Luckily, she doesn’t have to. Although this yearlong challenge is drawing to a close and she is on the brink of starting another (this one revolves around music and trying a different instrument every day for a year), many of the new hobbies she gained from her REI adventure—from hiking to mountaineering to yoga— will stay big parts of her life. So will spending time with her kids outdoors. In fact, they’ve already started planning their camping trips for 2015, including one at the popular music festival South by Southwest. Some adventures from this past year remain on Existence’s bucket list, including summiting a mountain.

“I can see how people can get addicted to summiting,” she says. “I didn’t get to achieve that goal—but I will. Every time I look at the snowy Olympics I think, I want to summit one of those mountains.”

Her wishes also go deeper; Existence wants other people to follow in her footsteps. She isn’t talking about living REI for a year like she did but rather getting creative and finding your own way to revolutionize your life.

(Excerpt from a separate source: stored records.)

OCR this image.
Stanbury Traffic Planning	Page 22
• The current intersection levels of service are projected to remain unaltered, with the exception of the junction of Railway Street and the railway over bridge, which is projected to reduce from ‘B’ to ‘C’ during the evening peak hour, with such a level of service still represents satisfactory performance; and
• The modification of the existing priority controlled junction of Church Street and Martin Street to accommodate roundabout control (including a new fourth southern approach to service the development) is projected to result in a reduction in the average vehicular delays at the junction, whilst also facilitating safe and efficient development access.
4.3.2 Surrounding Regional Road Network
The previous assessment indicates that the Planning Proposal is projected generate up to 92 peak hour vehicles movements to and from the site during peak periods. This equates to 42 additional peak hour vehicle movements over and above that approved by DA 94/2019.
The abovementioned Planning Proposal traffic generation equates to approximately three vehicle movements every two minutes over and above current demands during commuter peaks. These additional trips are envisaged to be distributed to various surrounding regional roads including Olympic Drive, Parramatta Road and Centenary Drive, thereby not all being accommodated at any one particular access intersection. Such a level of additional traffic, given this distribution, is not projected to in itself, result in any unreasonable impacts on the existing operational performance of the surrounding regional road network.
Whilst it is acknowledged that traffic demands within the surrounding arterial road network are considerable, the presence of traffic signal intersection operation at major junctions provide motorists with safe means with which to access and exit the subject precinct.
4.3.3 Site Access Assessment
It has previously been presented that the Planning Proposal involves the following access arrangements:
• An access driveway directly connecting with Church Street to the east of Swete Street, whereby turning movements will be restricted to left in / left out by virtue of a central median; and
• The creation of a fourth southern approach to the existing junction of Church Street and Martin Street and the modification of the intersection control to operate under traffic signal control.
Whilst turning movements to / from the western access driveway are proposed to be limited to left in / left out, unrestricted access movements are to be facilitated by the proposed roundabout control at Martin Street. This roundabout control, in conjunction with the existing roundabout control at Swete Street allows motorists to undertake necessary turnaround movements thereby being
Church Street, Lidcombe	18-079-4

“This is what I tell my boys,” she says. “You define what you want to do, every single year. If you don’t do it for a living or at school, do it after school, after your job. Just get into it. Is it art? Music? The outdoors? I’m serious. It’s all out there. And whatever excuse or inspiration you give it, whether you’re a blogger or you just like something, really allow yourself to do it. Because once you start doing it and you look back, you’re like holy moly! This is awesome! You owe it to yourself to do what makes you happy.”

If there’s one last piece of advice Existence likes to give people who are just starting a yearlong challenge of their own, it’s to not be ashamed of where you come from and where you start.

“Your 2-mile hike in the Issaquah Alps is just as noteworthy as a person’s in the French Alps,” she says. “It’s absolutely legitimate. It might just be your backyard. It might be the Issaquah Alps. There’s nothing wrong with that. Look at pictures; inspire yourself to one day try and really hike the Alps in Europe. But while you’re here, while you have the feasibility of going 5, 10, 20 minutes away, take what you have. Because it’s where everybody has to start. It’s where you get to start. And there’s beauty in that.”

Whatever you do, just get started and think big. Your existence will be a little more beautiful because of it.